Wow, this is the first time someone married, on this forum, took upon themselves 90 days without any sexual pleasure at all. That's a huge challenge.
In SA they do this sometimes to "dry out"...
To quote the whitebook:
Healing in my marriage and in the family is one of the most blessed areas of this new life, even though things aren't always a bed of roses. I've found something better than lust—reality But I have to be willing to give up any thought of changing partners, either actually or in fantasy, even if it means not having sex at all. Each time, I have to surrender my right to sex and depend on the grace of God. What else can you call it? And there are times my wife and I have gone without sex for extended periods. But it's all right; sex is optional now. I have a choice. And mutually voluntary periods of abstinence for a year or so have proven to be the most constructive—and happy—times of our entire marriage. For me the key was finally giving up all expectation of either sex or affection, and working on myself and my defective relations with others.
It has been a totally new beginning for us. I'm just starting to get acquainted with my wife of seventeen years. I discover to my delight she's a person: unique, independent, an individual, a whole universe of personality I was blind to before. And the more I die to any thought of resorting to someone else and commit myself to this one union, the more pleasure and love and freedom I find.
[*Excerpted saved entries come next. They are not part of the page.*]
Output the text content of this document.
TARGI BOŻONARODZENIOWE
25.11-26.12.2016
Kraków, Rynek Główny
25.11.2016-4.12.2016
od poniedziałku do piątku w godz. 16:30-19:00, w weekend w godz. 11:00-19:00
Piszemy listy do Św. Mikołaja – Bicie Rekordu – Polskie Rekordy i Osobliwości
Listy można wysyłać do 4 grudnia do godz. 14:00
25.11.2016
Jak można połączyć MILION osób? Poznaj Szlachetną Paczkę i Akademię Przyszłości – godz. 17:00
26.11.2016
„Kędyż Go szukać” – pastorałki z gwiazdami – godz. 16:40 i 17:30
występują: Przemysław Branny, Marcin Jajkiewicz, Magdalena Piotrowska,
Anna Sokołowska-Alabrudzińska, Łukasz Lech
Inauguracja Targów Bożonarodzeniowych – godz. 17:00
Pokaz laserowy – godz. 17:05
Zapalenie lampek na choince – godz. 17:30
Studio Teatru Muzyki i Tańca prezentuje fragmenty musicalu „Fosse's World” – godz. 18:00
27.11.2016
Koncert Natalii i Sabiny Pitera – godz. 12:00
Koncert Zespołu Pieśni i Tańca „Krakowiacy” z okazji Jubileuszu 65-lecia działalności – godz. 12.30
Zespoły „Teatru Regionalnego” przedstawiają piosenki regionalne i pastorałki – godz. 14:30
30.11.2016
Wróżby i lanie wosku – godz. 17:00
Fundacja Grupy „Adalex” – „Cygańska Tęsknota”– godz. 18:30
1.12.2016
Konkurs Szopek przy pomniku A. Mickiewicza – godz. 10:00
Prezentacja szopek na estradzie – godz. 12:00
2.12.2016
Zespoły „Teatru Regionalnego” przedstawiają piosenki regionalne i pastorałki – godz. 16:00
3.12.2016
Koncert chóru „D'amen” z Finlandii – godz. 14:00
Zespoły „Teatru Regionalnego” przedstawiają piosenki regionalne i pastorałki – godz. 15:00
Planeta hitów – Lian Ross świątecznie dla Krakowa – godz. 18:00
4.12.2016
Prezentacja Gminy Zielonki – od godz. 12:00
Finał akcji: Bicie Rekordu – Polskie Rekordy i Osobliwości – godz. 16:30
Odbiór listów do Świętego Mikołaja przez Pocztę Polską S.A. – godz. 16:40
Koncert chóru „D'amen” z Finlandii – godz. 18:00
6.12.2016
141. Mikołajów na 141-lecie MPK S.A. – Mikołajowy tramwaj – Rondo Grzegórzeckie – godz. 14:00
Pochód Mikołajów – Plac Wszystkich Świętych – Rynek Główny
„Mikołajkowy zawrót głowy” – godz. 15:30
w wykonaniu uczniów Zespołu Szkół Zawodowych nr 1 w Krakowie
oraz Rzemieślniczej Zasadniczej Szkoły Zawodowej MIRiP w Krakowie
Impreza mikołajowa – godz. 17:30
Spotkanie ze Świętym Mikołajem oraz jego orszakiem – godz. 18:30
I can't believe that the person I'm writing about today is the same one who used to think and do the things I've been describing. Actually, that other person was a slave; he was living in a world of fantasy and illusion, only for himself, and always alone. He had never matured through emotional adolescence and was spiritually dead. He could not cope either with his own emotions or with life in the big world out there, and was constantly running. Running to satisfy demands and lusts that could never be satisfied. Running from who he really was; running from others; running from life; running from God, the source of his life.
The running is over. I've found what I was really looking for.